A subida dos preços no arrendamento está também a transformar o perfil de quem recorre a crédito. “Estamos a receber cada vez mais pedidos relacionados com arrendamento. As pessoas já não recorrem apenas ao crédito para comprar casa, mas também para conseguir pagar uma renda ou cobrir cauções”, afirmou a coordenadora do GAF. Em média, cada uma das famílias apoiadas tem seis créditos diferentes em simultâneo. A maioria dos casos diz respeito a pessoas com idades entre os 40 e os 50 anos, sendo que 27% dos sobre-endividados acompanhados pela Deco são reformados.
O fenómeno do endividamento jovem está igualmente a ganhar relevo, impulsionado pela entrada no mercado do crédito à habitação através da nova garantia pública, destinada a mutuários com menos de 35 anos. A Deco tem notado “um aumento significativo de pedidos de aconselhamento” por parte desta faixa etária, o que não era comum em anos anteriores. Apesar disso, Natália Nunes destaca a atitude responsável dos jovens neste processo: “Estão mais conscientes de que estão a assumir um compromisso a longo prazo e procuram-nos antes de avançar com os contratos”.

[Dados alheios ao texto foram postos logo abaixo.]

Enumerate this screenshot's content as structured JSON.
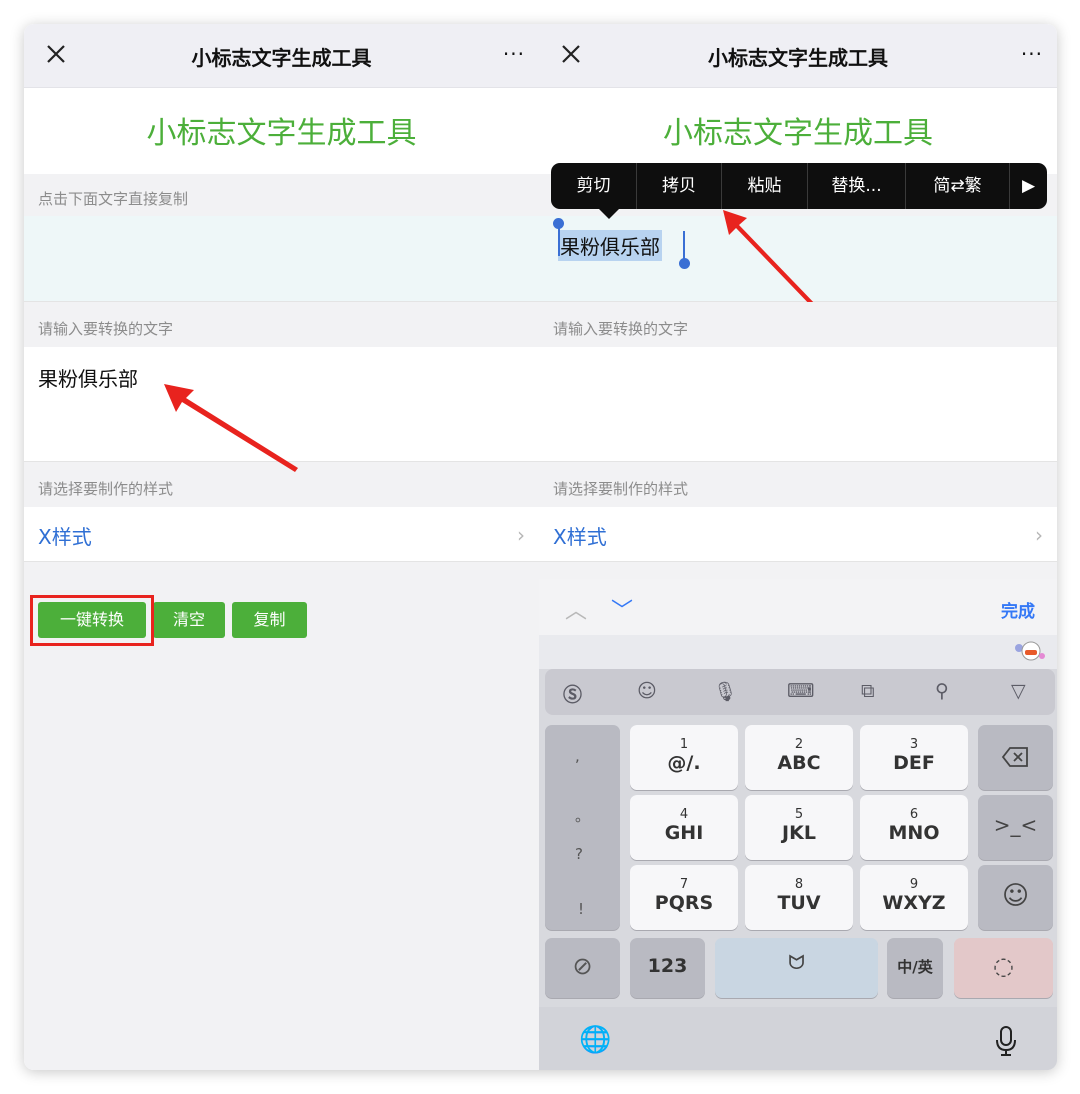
{
  "left": {
    "nav_title": "小标志文字生成工具",
    "nav_more": "···",
    "page_title": "小标志文字生成工具",
    "copy_hint": "点击下面文字直接复制",
    "input_label": "请输入要转换的文字",
    "input_value": "果粉俱乐部",
    "style_label": "请选择要制作的样式",
    "style_value": "X样式",
    "chevron": "›",
    "buttons": {
      "convert": "一键转换",
      "clear": "清空",
      "copy": "复制"
    }
  },
  "right": {
    "nav_title": "小标志文字生成工具",
    "nav_more": "···",
    "page_title": "小标志文字生成工具",
    "context_menu": [
      "剪切",
      "拷贝",
      "粘贴",
      "替换...",
      "简⇄繁",
      "▶"
    ],
    "selected_text": "果粉俱乐部",
    "input_label": "请输入要转换的文字",
    "style_label": "请选择要制作的样式",
    "style_value": "X样式",
    "chevron": "›",
    "keyboard": {
      "done": "完成",
      "left_column": [
        ",",
        "。",
        "?",
        "!"
      ],
      "keys": [
        {
          "num": "1",
          "letters": "@/."
        },
        {
          "num": "2",
          "letters": "ABC"
        },
        {
          "num": "3",
          "letters": "DEF"
        },
        {
          "num": "4",
          "letters": "GHI"
        },
        {
          "num": "5",
          "letters": "JKL"
        },
        {
          "num": "6",
          "letters": "MNO"
        },
        {
          "num": "7",
          "letters": "PQRS"
        },
        {
          "num": "8",
          "letters": "TUV"
        },
        {
          "num": "9",
          "letters": "WXYZ"
        }
      ],
      "key_123": "123",
      "key_lang": "中/英"
    }
  },
  "colors": {
    "green": "#4caf3a",
    "blue": "#2f6fd4",
    "red": "#e8231e",
    "selection": "#b8d3f0"
  }
}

Ainda não há registo de incumprimentos por parte dos jovens que recorreram à garantia pública, mas a Deco avisa que esta medida beneficia sobretudo os que têm rendimentos mais elevados. “Há muitos jovens que querem sair da casa dos pais ou deixar de partilhar casa, mas não conseguem porque não têm rendimentos que lhes permitam aceder ao crédito”, alertou a responsável. Esta realidade contrasta com o impacto positivo que o incentivo parece estar a ter junto de outros segmentos da população.
O Banco de Portugal confirmou recentemente que a procura por crédito à habitação voltou a aumentar no segundo trimestre de 2025, em particular devido ao novo enquadramento fiscal e regulamentar do mercado imobiliário. No mais recente Inquérito aos Bancos sobre o Mercado de Crédito, o regulador identificou a garantia pública, bem como a redução das taxas de juro e um maior nível de confiança dos consumidores, como os principais fatores a justificar o crescimento do recurso ao crédito por parte das famílias.